ある表紙との出会い
数年前、偶然ネットで見かけた写真集の表紙。
地図の上に緑の靴を履いた足元が写っていて、その色合いと構図に心を奪われました。
そのときはまだ、ルイジ・ギッリをよく知らないまま作品集を購入。
今年、東京都写真美術館の展示でその名前を見つけ、私は懐かしい人と再会した気分になりました。
ルイジ・ギッリ 終わらない風景
会期:2025年7月3日(木)〜 9月28日(日)
会場:東京都写真美術館

ギッリが見つめた日常の風景
展示には、「何かを見ている人の後ろ姿」など、日常を捉えた写真が並びます。
誰もが目にしているのに見過ごしてしまう風景。
ギッリはその“ふとした瞬間”の美しさやユーモアを楽しんでいるように感じました。

私が購入した写真集の表紙、《カプリ、1981》〈イタリアの風景〉もありました。
やはり実物の写真の色合いに惹きつけられます。

心に残る色、記憶をたどる色
ギッリの写真は派手さはありません。
でも、水色や緑、やわらかい光の色――どれも心の奥にしまっていた記憶を静かに呼び覚ますような色彩です。
写真集から抜け出した実物の色合いは格別で、興奮気味に作品を見ていきました。


“読めなかった本”を手に取って
写真集を買ったとき、一緒に『写真講義』という本も読もうとしましたが、全く頭に入ってきませんでした。
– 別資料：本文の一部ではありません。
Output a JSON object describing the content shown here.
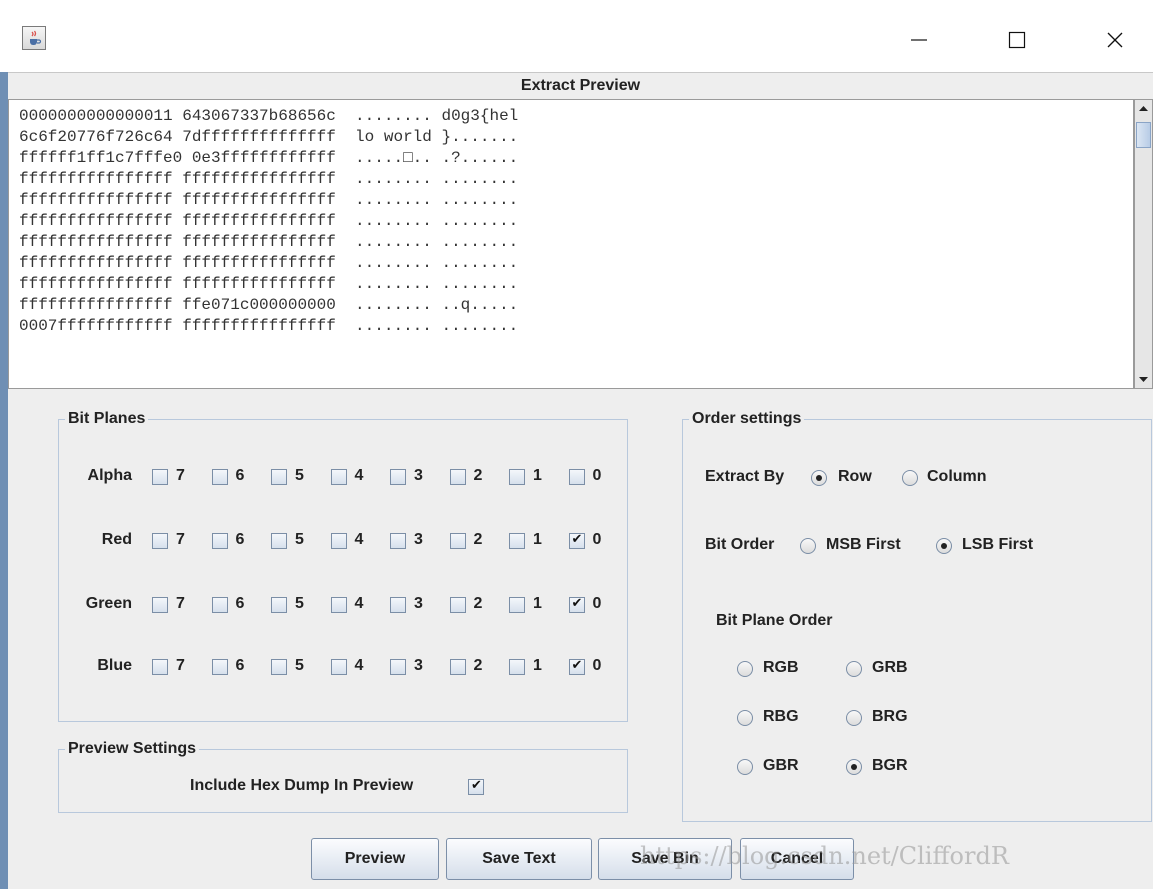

何が書いてあったのかも思い出せません。
ところが今回の展示を見たあと、ふと本を開いてみると、不思議と面白く読み進められました。
「わかろう」とするのではなく、「知りたい」と思ったからかもしれません。
作品を見て、自分の中に問いが生まれていたから、言葉が心に響いたようでした。

街を撮ることが、少し楽しくなる
私は街の風景を撮るのが好きです。
上手に撮れなくても、記録ではなく“自分の目”で見た証として残せるのが楽しいのだと思います。
今回の展示を見て、撮ったあとに「どうしてこれを撮りたくなったのか」を、自分の言葉で残しておきたくなりました。
写真とことばが揃ったとき、ようやく自分の中の感性が少しだけ形になる気がします。
おわりに
ルイジ・ギッリの写真は、とても静かです。
でも、その静けさのなかに、確かに流れる時間や、見えないものへのまなざしが込められていました。
「終わらない風景」とは、もしかすると、自分の中で静かに広がり続ける記憶のことなのかもしれません。